Thursday, March 17, 2016

San Domingo, Hans-Jürgen Syberberg, 1970

(Indulging in semantics; once in a while I can't resist...)

An "experimental film" in the full meaning of the phrase, or maybe rather an "experimenting film". That is, not part of a genre called "experimental cinema" (and also not a "filmed experiment"), but a film that performs an experiment. In the sense that the film as a whole constitutes a laboratory setting, a limited number of descrete elements, and a methodology that governs their interaction. (And in the sense that it constitutes nothing but these things). The hypothesis the experiment might or might not be testing remains strictly outside of the film, though, unavailable and even invisible both from the inside and for us. The film almost feels like an experiment without an experimenter.

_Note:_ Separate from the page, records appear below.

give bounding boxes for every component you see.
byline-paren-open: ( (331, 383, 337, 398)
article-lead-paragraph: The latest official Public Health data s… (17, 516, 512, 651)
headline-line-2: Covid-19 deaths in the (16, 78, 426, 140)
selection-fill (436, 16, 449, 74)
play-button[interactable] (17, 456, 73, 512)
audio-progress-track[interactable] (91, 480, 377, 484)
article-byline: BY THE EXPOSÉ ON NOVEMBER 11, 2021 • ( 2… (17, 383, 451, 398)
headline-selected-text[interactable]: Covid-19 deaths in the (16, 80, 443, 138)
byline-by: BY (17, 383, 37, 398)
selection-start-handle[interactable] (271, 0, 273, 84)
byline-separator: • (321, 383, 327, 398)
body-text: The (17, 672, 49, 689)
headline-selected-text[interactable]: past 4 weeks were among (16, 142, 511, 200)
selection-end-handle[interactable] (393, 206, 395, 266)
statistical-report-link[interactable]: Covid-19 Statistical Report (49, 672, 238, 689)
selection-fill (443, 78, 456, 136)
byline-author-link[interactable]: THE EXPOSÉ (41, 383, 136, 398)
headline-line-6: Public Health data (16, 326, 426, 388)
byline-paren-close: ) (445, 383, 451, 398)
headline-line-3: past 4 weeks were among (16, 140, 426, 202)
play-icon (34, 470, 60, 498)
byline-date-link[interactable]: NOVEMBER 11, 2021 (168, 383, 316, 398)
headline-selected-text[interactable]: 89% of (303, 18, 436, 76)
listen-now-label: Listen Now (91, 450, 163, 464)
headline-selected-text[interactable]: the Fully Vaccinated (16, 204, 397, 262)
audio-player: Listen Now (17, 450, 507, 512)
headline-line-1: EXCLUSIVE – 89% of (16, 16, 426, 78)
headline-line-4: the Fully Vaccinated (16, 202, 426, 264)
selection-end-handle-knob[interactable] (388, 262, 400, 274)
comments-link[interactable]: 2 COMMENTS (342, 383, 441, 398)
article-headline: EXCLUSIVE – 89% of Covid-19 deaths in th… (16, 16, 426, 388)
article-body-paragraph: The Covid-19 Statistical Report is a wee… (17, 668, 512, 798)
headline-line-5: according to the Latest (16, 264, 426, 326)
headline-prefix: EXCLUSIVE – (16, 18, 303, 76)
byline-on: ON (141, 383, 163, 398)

Of course, orthodox scientific theory positions the experimenter as someone who disappears into metholdology. But cinematic experiments can't leave authorship behind (because at the end of the day they are just metaphors for experiments, not the real thing). In cinema, there are different ways to disappear into methodology, and these different ways are usually much more interesting than the experiments themselve.

From this perspective, Syberberg's film might be seen as the work of a conservative (who in later years moved towards the far right) engaging with leftish / anarchist youth movements. He identifies with the young, violent, gloriously vulgar drifters he films aesthetically, but not politically. An interesting point of reference could be the work of Paul Morrissey - San Domingo even has its own Joe Dalessandro in Michael König (although the way both filmmakers use their main actors points towards crucial differences). Both Syberberg's and Morrissey's films are unsettling because of the perceived neutrality of the filmic gaze - because of the rather strange mode of their maker's disappearance into methodology.